On September 30, 1978, petitioner Roger Tilbury (Tilbury) and Jack Rosen (Rosen) entered Partnership I and the name of the firm was changed to Haessler, Stamer, Tilbury, and Esler (Partnership II). Drafts of a written partnership agreement were prepared for Partnership II but no written agreement was executed. Upon the formation of Partnership II, Esler's partnership interest increased from 15 to 19 percent and Haessler and Stamer's partnership interests decreased from 42.5 to 22 percent. Subsequently, petitioner Jack R. Platten (Platten), who started working for the firm in the latter part of 1976, became a partner*453 in the firm. In February of 1977 Alan Schneider (Schneider) joined the firm as an associate.

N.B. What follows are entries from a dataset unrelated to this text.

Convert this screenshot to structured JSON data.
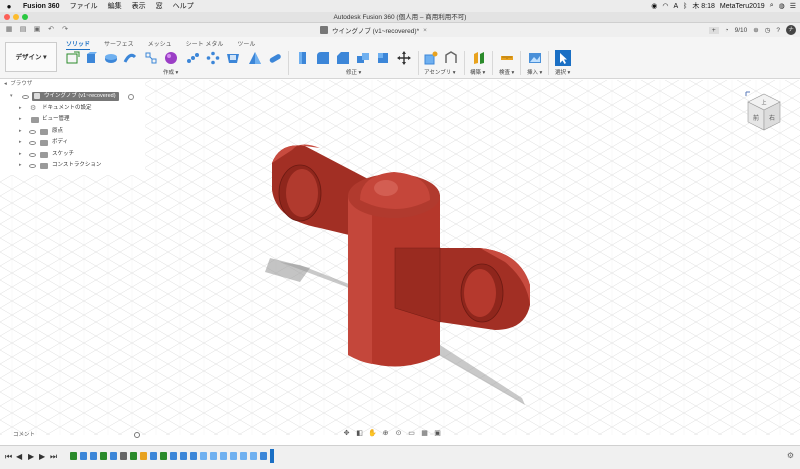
{
  "menubar": {
    "app_name": "Fusion 360",
    "items": [
      "ファイル",
      "編集",
      "表示",
      "窓",
      "ヘルプ"
    ],
    "clock": "木 8:18",
    "user": "MetaTeru2019"
  },
  "window": {
    "title": "Autodesk Fusion 360 (個人用 – 商用利用不可)"
  },
  "quick_access": {
    "doc_tab_label": "ウイングノブ (v1~recovered)*",
    "job_status": "9/10",
    "user_initials": "ナテ"
  },
  "ribbon": {
    "workspace_label": "デザイン ▾",
    "tabs": [
      "ソリッド",
      "サーフェス",
      "メッシュ",
      "シート メタル",
      "ツール"
    ],
    "active_tab": "ソリッド",
    "groups": {
      "create": "作成 ▾",
      "modify": "修正 ▾",
      "assemble": "アセンブリ ▾",
      "construct": "構築 ▾",
      "inspect": "検査 ▾",
      "insert": "挿入 ▾",
      "select": "選択 ▾"
    },
    "accent_color": "#1a6fc4"
  },
  "browser": {
    "title": "ブラウザ",
    "root_label": "ウイングノブ (v1~recovered)",
    "items": [
      {
        "label": "ドキュメントの設定",
        "icon": "gear-icon"
      },
      {
        "label": "ビュー管理",
        "icon": "folder-icon"
      },
      {
        "label": "原点",
        "icon": "folder-icon"
      },
      {
        "label": "ボディ",
        "icon": "folder-icon"
      },
      {
        "label": "スケッチ",
        "icon": "folder-icon"
      },
      {
        "label": "コンストラクション",
        "icon": "folder-icon"
      }
    ]
  },
  "viewcube": {
    "face_top": "上",
    "face_front": "前",
    "face_right": "右"
  },
  "comments": {
    "label": "コメント"
  },
  "model": {
    "body_color": "#b5372b",
    "shadow_color": "#9c9c9c"
  }
}
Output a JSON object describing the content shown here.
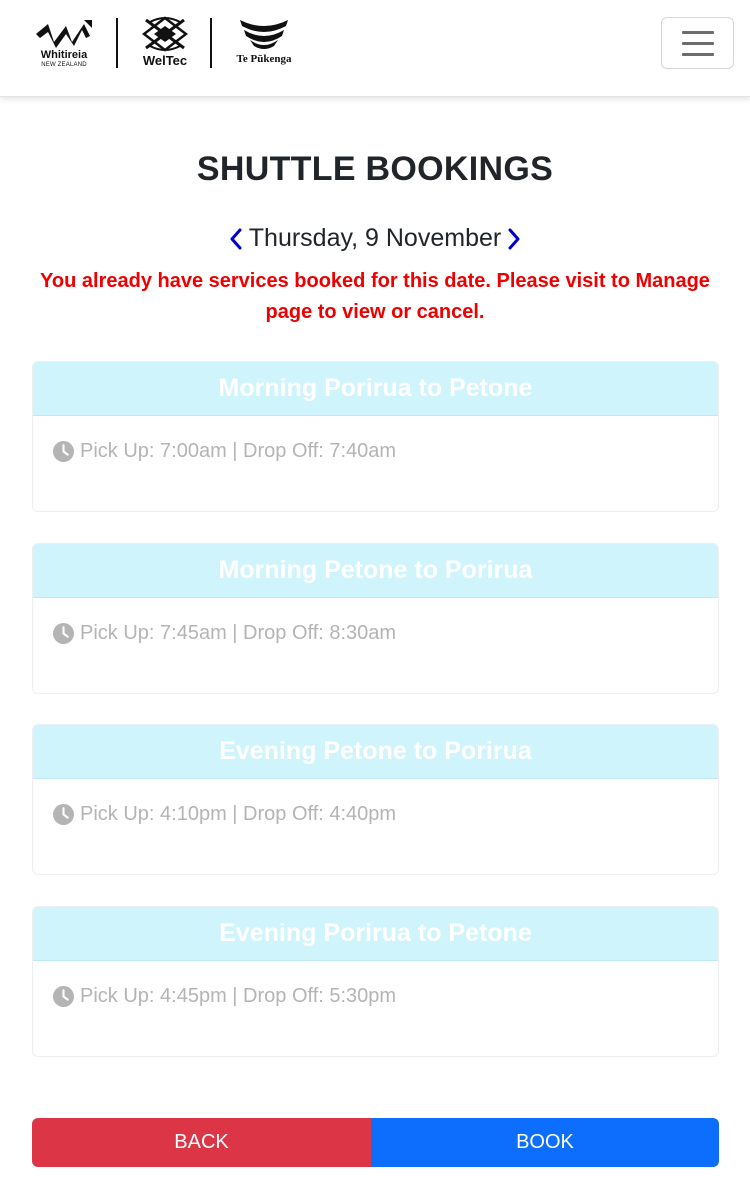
{
  "header": {
    "logos": [
      {
        "name": "Whitireia",
        "sub": "NEW ZEALAND"
      },
      {
        "name": "WelTec"
      },
      {
        "name": "Te Pūkenga"
      }
    ],
    "menu_icon": "hamburger-icon"
  },
  "page": {
    "title": "SHUTTLE BOOKINGS",
    "date": "Thursday, 9 November",
    "prev_icon": "chevron-left-icon",
    "next_icon": "chevron-right-icon",
    "warning": "You already have services booked for this date. Please visit to Manage page to view or cancel."
  },
  "services": [
    {
      "title": "Morning Porirua to Petone",
      "times": "Pick Up: 7:00am | Drop Off: 7:40am"
    },
    {
      "title": "Morning Petone to Porirua",
      "times": "Pick Up: 7:45am | Drop Off: 8:30am"
    },
    {
      "title": "Evening Petone to Porirua",
      "times": "Pick Up: 4:10pm | Drop Off: 4:40pm"
    },
    {
      "title": "Evening Porirua to Petone",
      "times": "Pick Up: 4:45pm | Drop Off: 5:30pm"
    }
  ],
  "actions": {
    "back_label": "BACK",
    "book_label": "BOOK"
  },
  "colors": {
    "card_header": "#cff4fc",
    "warning": "#ee0000",
    "back": "#dc3545",
    "book": "#0d6efd",
    "chevron": "#0000cc"
  }
}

In addition to practicing law, Haessler and Stamer during the life of Partnerships I and II engaged in entrepreneurial and business investment activities outside of the law practice. Haessler was involved with Northwest Hardwoods, Inc., Omega Securities, Inc., and Webster Ford. He was chairman of the board of Northwest Hardwoods, and he and his family members had been the largest shareholders of Northwest Hardwoods for years. Northwest Hardwoods was the largest hardwood lumber company in the United States. Haessler received compensation of $ 48,000 per annum from Northwest which he paid over to the law firm. The firm also received fees from Webster Ford. Stamer was involved in such ventures as Downtown Athletic Club; Nancy Lee, Inc.; Love-it Ice Cream Company; and Agoil, Inc., among others. Haessler and Stamer's business relationships directly and indirectly produced a large part of the law firm's business.

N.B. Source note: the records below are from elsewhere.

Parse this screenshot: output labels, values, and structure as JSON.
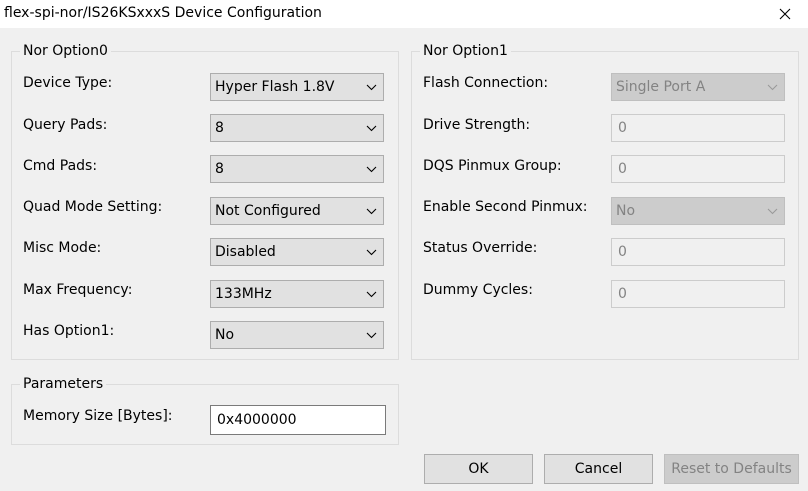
{
  "window": {
    "title": "flex-spi-nor/IS26KSxxxS Device Configuration"
  },
  "nor_option0": {
    "title": "Nor Option0",
    "fields": [
      {
        "label": "Device Type:",
        "value": "Hyper Flash 1.8V"
      },
      {
        "label": "Query Pads:",
        "value": "8"
      },
      {
        "label": "Cmd Pads:",
        "value": "8"
      },
      {
        "label": "Quad Mode Setting:",
        "value": "Not Configured"
      },
      {
        "label": "Misc Mode:",
        "value": "Disabled"
      },
      {
        "label": "Max Frequency:",
        "value": "133MHz"
      },
      {
        "label": "Has Option1:",
        "value": "No"
      }
    ]
  },
  "nor_option1": {
    "title": "Nor Option1",
    "fields": [
      {
        "label": "Flash Connection:",
        "value": "Single Port A",
        "control": "combo",
        "enabled": false
      },
      {
        "label": "Drive Strength:",
        "value": "0",
        "control": "text",
        "enabled": false
      },
      {
        "label": "DQS Pinmux Group:",
        "value": "0",
        "control": "text",
        "enabled": false
      },
      {
        "label": "Enable Second Pinmux:",
        "value": "No",
        "control": "combo",
        "enabled": false
      },
      {
        "label": "Status Override:",
        "value": "0",
        "control": "text",
        "enabled": false
      },
      {
        "label": "Dummy Cycles:",
        "value": "0",
        "control": "text",
        "enabled": false
      }
    ]
  },
  "parameters": {
    "title": "Parameters",
    "memory_size_label": "Memory Size [Bytes]:",
    "memory_size_value": "0x4000000"
  },
  "buttons": {
    "ok": "OK",
    "cancel": "Cancel",
    "reset": "Reset to Defaults",
    "reset_enabled": false
  },
  "icons": {
    "close": "close-icon",
    "dropdown": "chevron-down-icon"
  },
  "colors": {
    "window_bg": "#f0f0f0",
    "titlebar_bg": "#ffffff",
    "button_bg": "#e1e1e1",
    "disabled_bg": "#cccccc",
    "disabled_text": "#838383"
  }
}
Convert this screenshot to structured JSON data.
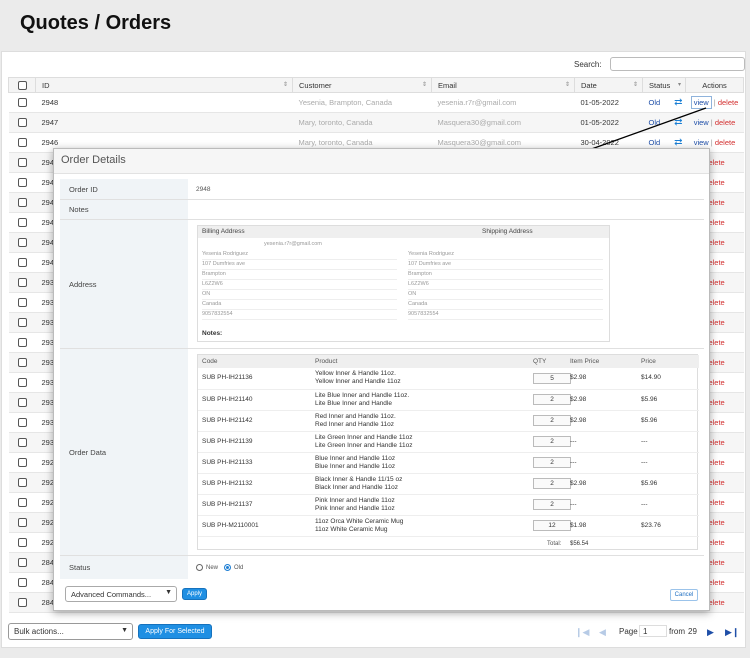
{
  "page": {
    "title": "Quotes / Orders"
  },
  "search": {
    "label": "Search:",
    "value": ""
  },
  "table": {
    "headers": {
      "id": "ID",
      "customer": "Customer",
      "email": "Email",
      "date": "Date",
      "status": "Status",
      "actions": "Actions"
    },
    "top_rows": [
      {
        "id": "2948",
        "customer": "Yesenia, Brampton, Canada",
        "email": "yesenia.r7r@gmail.com",
        "date": "01-05-2022",
        "status": "Old"
      },
      {
        "id": "2947",
        "customer": "Mary, toronto, Canada",
        "email": "Masquera30@gmail.com",
        "date": "01-05-2022",
        "status": "Old"
      },
      {
        "id": "2946",
        "customer": "Mary, toronto, Canada",
        "email": "Masquera30@gmail.com",
        "date": "30-04-2022",
        "status": "Old"
      }
    ],
    "partial_ids": [
      "294",
      "294",
      "294",
      "294",
      "294",
      "294",
      "293",
      "293",
      "293",
      "293",
      "293",
      "293",
      "293",
      "293",
      "293",
      "292",
      "292",
      "292",
      "292",
      "292",
      "284",
      "284",
      "284"
    ],
    "view_label": "view",
    "delete_label": "delete",
    "separator": "|"
  },
  "footer": {
    "bulk_label": "Bulk actions...",
    "apply_selected": "Apply For Selected",
    "page_label": "Page",
    "page_current": "1",
    "from_label": "from",
    "page_total": "29"
  },
  "modal": {
    "title": "Order Details",
    "order_id_label": "Order ID",
    "order_id": "2948",
    "notes_label": "Notes",
    "address_label": "Address",
    "billing_header": "Billing Address",
    "shipping_header": "Shipping Address",
    "billing_email": "yesenia.r7r@gmail.com",
    "billing": [
      "Yesenia Rodriguez",
      "107 Dumfries ave",
      "Brampton",
      "L6Z2W6",
      "ON",
      "Canada",
      "9057832554"
    ],
    "shipping": [
      "Yesenia Rodriguez",
      "107 Dumfries ave",
      "Brampton",
      "L6Z2W6",
      "ON",
      "Canada",
      "9057832554"
    ],
    "addr_notes_label": "Notes:",
    "order_data_label": "Order Data",
    "items_headers": {
      "code": "Code",
      "product": "Product",
      "qty": "QTY",
      "item_price": "Item Price",
      "price": "Price"
    },
    "items": [
      {
        "code": "SUB PH-IH21136",
        "p1": "Yellow Inner & Handle 11oz.",
        "p2": "Yellow Inner and Handle 11oz",
        "qty": "5",
        "item_price": "$2.98",
        "price": "$14.90"
      },
      {
        "code": "SUB PH-IH21140",
        "p1": "Lite Blue Inner and Handle 11oz.",
        "p2": "Lite Blue Inner and Handle",
        "qty": "2",
        "item_price": "$2.98",
        "price": "$5.96"
      },
      {
        "code": "SUB PH-IH21142",
        "p1": "Red Inner and Handle 11oz.",
        "p2": "Red Inner and Handle 11oz",
        "qty": "2",
        "item_price": "$2.98",
        "price": "$5.96"
      },
      {
        "code": "SUB PH-IH21139",
        "p1": "Lite Green Inner and Handle 11oz",
        "p2": "Lite Green Inner and Handle 11oz",
        "qty": "2",
        "item_price": "---",
        "price": "---"
      },
      {
        "code": "SUB PH-IH21133",
        "p1": "Blue Inner and Handle 11oz",
        "p2": "Blue Inner and Handle 11oz",
        "qty": "2",
        "item_price": "---",
        "price": "---"
      },
      {
        "code": "SUB PH-IH21132",
        "p1": "Black Inner & Handle 11/15 oz",
        "p2": "Black Inner and Handle 11oz",
        "qty": "2",
        "item_price": "$2.98",
        "price": "$5.96"
      },
      {
        "code": "SUB PH-IH21137",
        "p1": "Pink Inner and Handle 11oz",
        "p2": "Pink Inner and Handle 11oz",
        "qty": "2",
        "item_price": "---",
        "price": "---"
      },
      {
        "code": "SUB PH-M2110001",
        "p1": "11oz Orca White Ceramic Mug",
        "p2": "11oz White Ceramic Mug",
        "qty": "12",
        "item_price": "$1.98",
        "price": "$23.76"
      }
    ],
    "total_label": "Total:",
    "total": "$56.54",
    "status_label": "Status",
    "status_new": "New",
    "status_old": "Old",
    "advanced_label": "Advanced Commands...",
    "apply_label": "Apply",
    "cancel_label": "Cancel"
  }
}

Stamer developed Agoil, Inc., during 1977 and 1978, while Haessler, Esler, and Stamer were partners. Agoil was organized as an oil exploration operation in Victoria, Texas; it*454 was expanded to include a conglomeration of corporations and a vehicle for the syndication of about 15 limited partnerships. On September 30, 1979, the approximate date of the settlement agreement between petitioner and the other partners, its book value was in excess of $ 600,000. The firm did not bill Agoil for the time Stamer spent developing Agoil but billed Agoil and other similar enterprises for the services performed by other attorneys in the firm.

In the latter part of 1977, Esler and Stamer became involved in Portland Workout Corporation (PWOC), a business venture in which they purchased assets from the B. P. John Furniture Company in Portland and liquidated those assets for profit; they shared the income realized from PWOC among themselves and other individuals without making any distribution to the law firm. When PWOC was sold, Esler reported his profit as long-term capital gain on his individual tax return. Haessler generally followed the same pattern with respect to his own business ventures.

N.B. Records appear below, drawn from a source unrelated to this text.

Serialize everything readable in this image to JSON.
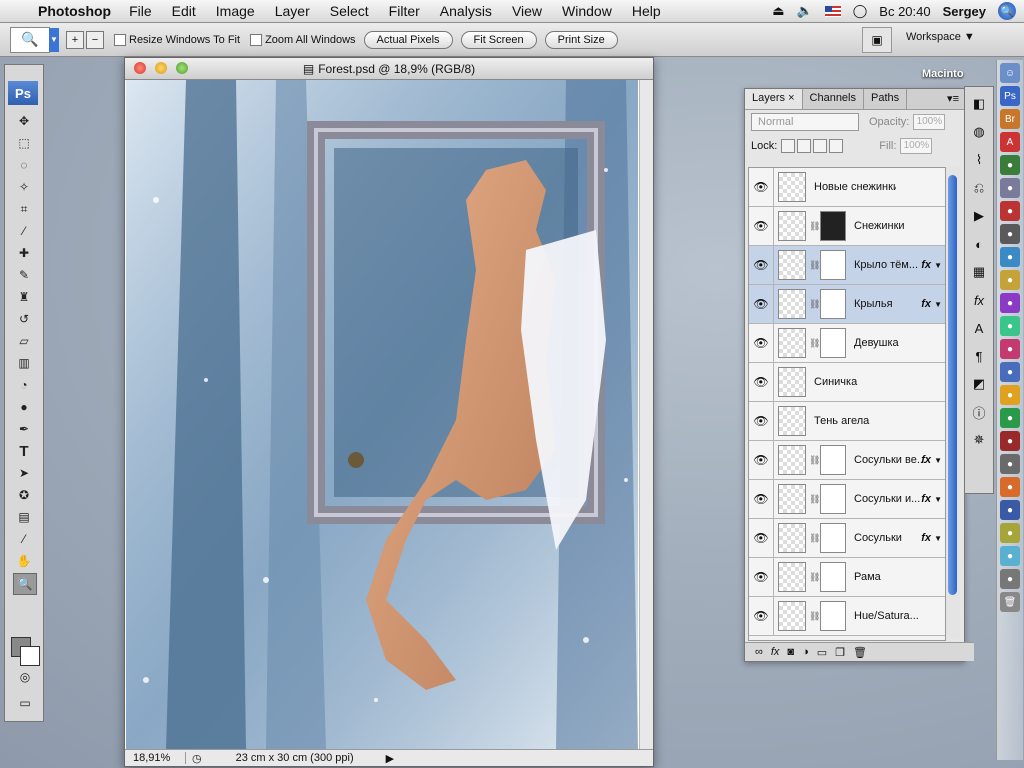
{
  "menubar": {
    "app": "Photoshop",
    "items": [
      "File",
      "Edit",
      "Image",
      "Layer",
      "Select",
      "Filter",
      "Analysis",
      "View",
      "Window",
      "Help"
    ],
    "clock": "Вс 20:40",
    "user": "Sergey"
  },
  "options": {
    "resize_label": "Resize Windows To Fit",
    "zoom_all_label": "Zoom All Windows",
    "actual_pixels": "Actual Pixels",
    "fit_screen": "Fit Screen",
    "print_size": "Print Size",
    "workspace": "Workspace ▼"
  },
  "tools": {
    "logo": "Ps"
  },
  "document": {
    "title": "Forest.psd @ 18,9% (RGB/8)",
    "zoom": "18,91%",
    "doc_info": "23 cm x 30 cm (300 ppi)"
  },
  "desktop": {
    "drive_label": "Macinto"
  },
  "layers_panel": {
    "tabs": [
      "Layers",
      "Channels",
      "Paths"
    ],
    "blend_mode": "Normal",
    "opacity_label": "Opacity:",
    "opacity_value": "100%",
    "lock_label": "Lock:",
    "fill_label": "Fill:",
    "fill_value": "100%",
    "fx_label": "fx",
    "bottom_icons": [
      "link-icon",
      "fx-icon",
      "mask-icon",
      "adjustment-icon",
      "folder-icon",
      "new-layer-icon",
      "trash-icon"
    ],
    "layers": [
      {
        "name": "Новые снежинки",
        "mask": false,
        "fx": false,
        "selected": false
      },
      {
        "name": "Снежинки",
        "mask": true,
        "fx": false,
        "selected": false
      },
      {
        "name": "Крыло тём...",
        "mask": true,
        "fx": true,
        "selected": true
      },
      {
        "name": "Крылья",
        "mask": true,
        "fx": true,
        "selected": true
      },
      {
        "name": "Девушка",
        "mask": true,
        "fx": false,
        "selected": false
      },
      {
        "name": "Синичка",
        "mask": false,
        "fx": false,
        "selected": false
      },
      {
        "name": "Тень агела",
        "mask": false,
        "fx": false,
        "selected": false
      },
      {
        "name": "Сосульки ве...",
        "mask": true,
        "fx": true,
        "selected": false
      },
      {
        "name": "Сосульки и...",
        "mask": true,
        "fx": true,
        "selected": false
      },
      {
        "name": "Сосульки",
        "mask": true,
        "fx": true,
        "selected": false
      },
      {
        "name": "Рама",
        "mask": true,
        "fx": false,
        "selected": false
      },
      {
        "name": "Hue/Satura...",
        "mask": true,
        "fx": false,
        "selected": false
      }
    ]
  }
}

In about November or December 1978, Esler decided that he wanted to withdraw from Haessler, Stamer & Esler partnership. While both Esler and Haessler were in New York on business, *455 they discussed Esler's withdrawal. Esler originally demanded $ 125,000 for his interest in the partnership. Haessler said that $ 75,000 was more reasonable. No settlement was reached at this meeting.

In March 1979 Esler submitted his notice of intent to withdraw from this partnership. Thereafter, Esler and other attorneys physically set up new offices. Esler transferred his client files and work in progress to the new offices. The partnership did not pay Esler any money upon withdrawal.

Effective May 15, 1979, the parties formally dissolved the law partnership. As of that date, Haessler, Stamer, Tilbury, Rosen and Platten (sometimes hereafter the Haessler group) continued the practice of law under the firm name of Haessler, Stamer & Tilbury in the offices of the former partnership. Esler joined with Alan L. Schneider, who previously had worked in the firm, in the practice of law under the firm name of Esler & Schneider at a different location.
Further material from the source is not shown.